If only men voted, none of the aforementioned mistakes would have ever had a chance in hell of passing. The elite know this which is why they created and funded feminism... To destroy us as a people.

I realize this is difficult for you to accept. I don't expect you to. Just a different perspective worth considering.

Congratulations

You just kicked dirt onto all the non-male Daily Paul/Ron Paul supporters. You think this site's audience is 100% male? The problem isn't gender, it's political education. Don't forget it was very male law professor Louis Michael Seidman that recently said we should give up on the Constitution.
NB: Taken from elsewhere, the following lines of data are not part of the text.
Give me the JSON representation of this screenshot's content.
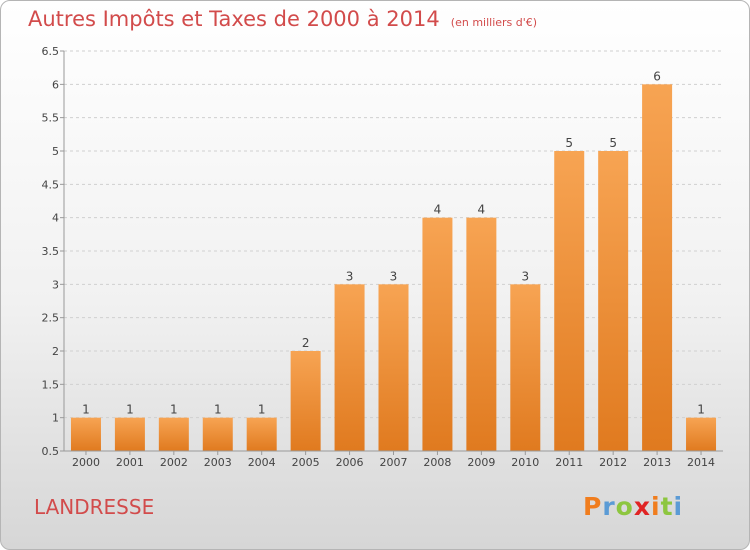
{
  "title": "Autres Impôts et Taxes de 2000 à 2014",
  "subtitle": "(en milliers d'€)",
  "commune": "LANDRESSE",
  "logo": {
    "letters": [
      {
        "ch": "P",
        "color": "#f07d1e"
      },
      {
        "ch": "r",
        "color": "#5b9bd5"
      },
      {
        "ch": "o",
        "color": "#8dc63f"
      },
      {
        "ch": "x",
        "color": "#e02424"
      },
      {
        "ch": "i",
        "color": "#f07d1e"
      },
      {
        "ch": "t",
        "color": "#8dc63f"
      },
      {
        "ch": "i",
        "color": "#5b9bd5"
      }
    ]
  },
  "colors": {
    "bar_light": "#f7a453",
    "bar_dark": "#e07a1f",
    "grid": "#d0d0d0",
    "axis": "#999999"
  },
  "chart_data": {
    "type": "bar",
    "categories": [
      "2000",
      "2001",
      "2002",
      "2003",
      "2004",
      "2005",
      "2006",
      "2007",
      "2008",
      "2009",
      "2010",
      "2011",
      "2012",
      "2013",
      "2014"
    ],
    "values": [
      1,
      1,
      1,
      1,
      1,
      2,
      3,
      3,
      4,
      4,
      3,
      5,
      5,
      6,
      1
    ],
    "data_labels": [
      "1",
      "1",
      "1",
      "1",
      "1",
      "2",
      "3",
      "3",
      "4",
      "4",
      "3",
      "5",
      "5",
      "6",
      "1"
    ],
    "ylim": [
      0.5,
      6.5
    ],
    "yticks": [
      0.5,
      1,
      1.5,
      2,
      2.5,
      3,
      3.5,
      4,
      4.5,
      5,
      5.5,
      6,
      6.5
    ],
    "ytick_labels": [
      "0.5",
      "1",
      "1.5",
      "2",
      "2.5",
      "3",
      "3.5",
      "4",
      "4.5",
      "5",
      "5.5",
      "6",
      "6.5"
    ],
    "grid": true,
    "xlabel": "",
    "ylabel": ""
  }
}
http://www.businessinsider.com/professor-wants-to-abandon-co...

Oh, and by the way, how many women were part of the Congress that passed the Federal Reserve Act? I doubt very many.

Also, we have never had a female president. According to you that's for the best, but Richard Nixon was the one that took us completely off the gold standard in 1971. I consider that the single biggest impetus for the mess we're in now.

Thank You

You're over reacting which is typical...

I didn't say every woman is progressive and every man is small government minded. The matter is that of voting blocks. Without the female voting block, the majority of men would never had voted for any of the above mentioned bills. That's all. No reason to get your panties in a bunch.
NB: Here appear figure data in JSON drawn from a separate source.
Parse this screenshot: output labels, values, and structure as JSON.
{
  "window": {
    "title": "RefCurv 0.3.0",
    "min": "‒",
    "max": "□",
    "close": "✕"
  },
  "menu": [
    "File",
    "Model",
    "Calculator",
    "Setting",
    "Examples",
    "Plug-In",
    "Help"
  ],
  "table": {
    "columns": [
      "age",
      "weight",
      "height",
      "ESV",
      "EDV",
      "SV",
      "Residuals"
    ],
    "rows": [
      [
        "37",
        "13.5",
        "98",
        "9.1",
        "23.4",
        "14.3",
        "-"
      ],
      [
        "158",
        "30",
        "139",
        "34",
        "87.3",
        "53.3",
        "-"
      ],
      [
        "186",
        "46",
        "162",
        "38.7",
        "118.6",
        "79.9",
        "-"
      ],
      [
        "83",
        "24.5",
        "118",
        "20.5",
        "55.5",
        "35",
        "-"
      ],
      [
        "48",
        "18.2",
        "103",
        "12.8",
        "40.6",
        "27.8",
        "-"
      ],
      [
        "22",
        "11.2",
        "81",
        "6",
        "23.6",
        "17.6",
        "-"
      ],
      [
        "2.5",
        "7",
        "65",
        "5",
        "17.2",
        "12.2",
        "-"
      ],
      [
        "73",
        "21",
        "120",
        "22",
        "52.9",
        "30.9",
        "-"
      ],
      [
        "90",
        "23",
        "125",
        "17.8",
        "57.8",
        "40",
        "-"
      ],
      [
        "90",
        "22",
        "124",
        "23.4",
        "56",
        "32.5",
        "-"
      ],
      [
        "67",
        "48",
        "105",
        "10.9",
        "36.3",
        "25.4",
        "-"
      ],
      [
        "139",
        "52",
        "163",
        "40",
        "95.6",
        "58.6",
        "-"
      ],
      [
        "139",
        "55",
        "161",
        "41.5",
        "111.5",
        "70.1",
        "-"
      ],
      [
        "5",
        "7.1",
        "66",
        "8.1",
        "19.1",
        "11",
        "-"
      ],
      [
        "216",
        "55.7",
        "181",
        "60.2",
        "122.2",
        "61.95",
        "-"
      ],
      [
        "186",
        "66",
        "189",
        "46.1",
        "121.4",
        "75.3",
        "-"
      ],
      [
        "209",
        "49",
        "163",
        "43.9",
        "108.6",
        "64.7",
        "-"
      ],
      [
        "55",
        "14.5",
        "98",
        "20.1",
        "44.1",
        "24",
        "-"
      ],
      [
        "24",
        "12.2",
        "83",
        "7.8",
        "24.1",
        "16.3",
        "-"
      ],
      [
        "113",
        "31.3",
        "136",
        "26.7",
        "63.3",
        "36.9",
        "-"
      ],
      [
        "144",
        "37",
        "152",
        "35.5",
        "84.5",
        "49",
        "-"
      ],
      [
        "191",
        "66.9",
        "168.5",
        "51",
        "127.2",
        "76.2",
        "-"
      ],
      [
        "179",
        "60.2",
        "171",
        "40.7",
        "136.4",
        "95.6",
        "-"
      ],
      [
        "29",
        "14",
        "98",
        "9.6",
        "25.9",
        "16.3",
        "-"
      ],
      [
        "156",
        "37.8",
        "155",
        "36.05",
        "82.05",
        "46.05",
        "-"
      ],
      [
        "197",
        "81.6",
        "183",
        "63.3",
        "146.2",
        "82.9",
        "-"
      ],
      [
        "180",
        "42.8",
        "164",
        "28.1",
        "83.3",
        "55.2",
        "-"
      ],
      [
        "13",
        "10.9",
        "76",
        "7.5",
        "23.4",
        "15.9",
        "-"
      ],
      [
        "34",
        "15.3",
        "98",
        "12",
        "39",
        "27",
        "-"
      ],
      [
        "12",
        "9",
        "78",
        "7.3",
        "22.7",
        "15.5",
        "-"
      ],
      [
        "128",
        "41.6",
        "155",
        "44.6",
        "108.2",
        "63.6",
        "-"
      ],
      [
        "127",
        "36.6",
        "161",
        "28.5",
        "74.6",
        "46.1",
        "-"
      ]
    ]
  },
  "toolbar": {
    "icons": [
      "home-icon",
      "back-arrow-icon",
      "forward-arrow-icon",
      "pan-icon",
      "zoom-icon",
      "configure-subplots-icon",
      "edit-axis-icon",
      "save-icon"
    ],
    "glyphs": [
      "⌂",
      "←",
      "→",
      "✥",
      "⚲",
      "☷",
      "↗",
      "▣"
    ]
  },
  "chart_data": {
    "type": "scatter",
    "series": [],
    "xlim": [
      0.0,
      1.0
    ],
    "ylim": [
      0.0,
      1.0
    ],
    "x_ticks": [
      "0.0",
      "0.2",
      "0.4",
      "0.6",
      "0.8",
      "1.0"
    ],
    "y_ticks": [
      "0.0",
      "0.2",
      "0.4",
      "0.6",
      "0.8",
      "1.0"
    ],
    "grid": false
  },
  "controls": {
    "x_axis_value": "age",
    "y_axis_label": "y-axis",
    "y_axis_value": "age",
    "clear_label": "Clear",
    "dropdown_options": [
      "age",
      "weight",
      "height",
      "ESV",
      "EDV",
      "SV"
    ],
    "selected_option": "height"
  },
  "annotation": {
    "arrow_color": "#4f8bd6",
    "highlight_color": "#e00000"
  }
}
It's not kicking dirt in the eyes of female DP'ers if it's true.

You said

and I quote:

Women voting is probably the single most destructive event in American history.

The way that reads you're saying women shouldn't vote. Right or wrong? Whether or not that's what you meant is a different story.
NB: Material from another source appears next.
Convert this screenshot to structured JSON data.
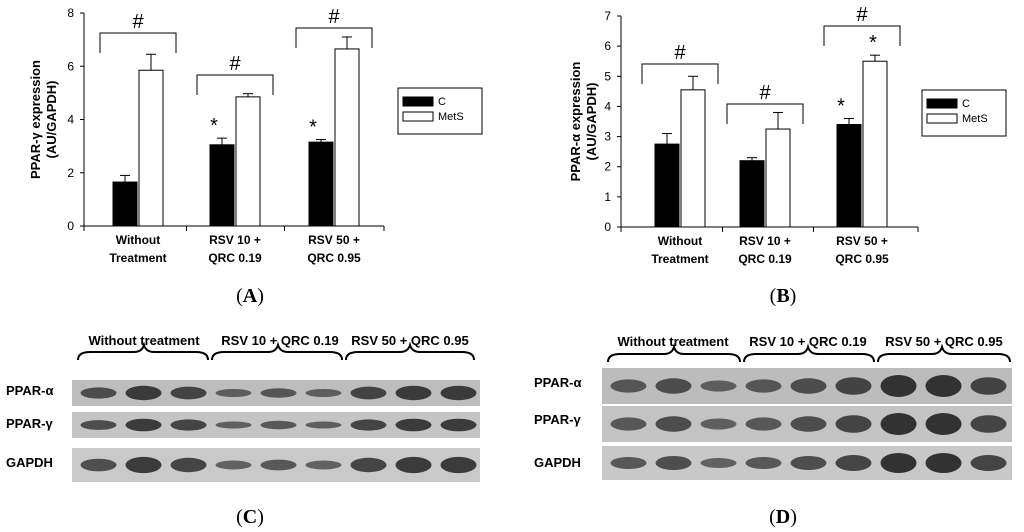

Either way, I disagree. I believe cutting the dollar's ties to gold completely in 1971 caused far more damage than all of those items you list combined. Watch this chart of federal spending after 1971:

http://www.zerohedge.com/sites/default/files/images/user5/im...

That event is the reason Dr. Paul got involved in politics.

Right

I will once again stress that not every woman is that way. But as a voting block, they have been a tremendous disappointment. Considering the damage done, it wasn't worth passage of the 19th. That's all.

I also agree about gold; however, the actions of Nixon in 1971 was the breaking of the last vestiges of the Gold Standard. Individuals lost the right to gold redemption in the 1930's. In '71 Foreign Central Banks lost the ability to redeem gold.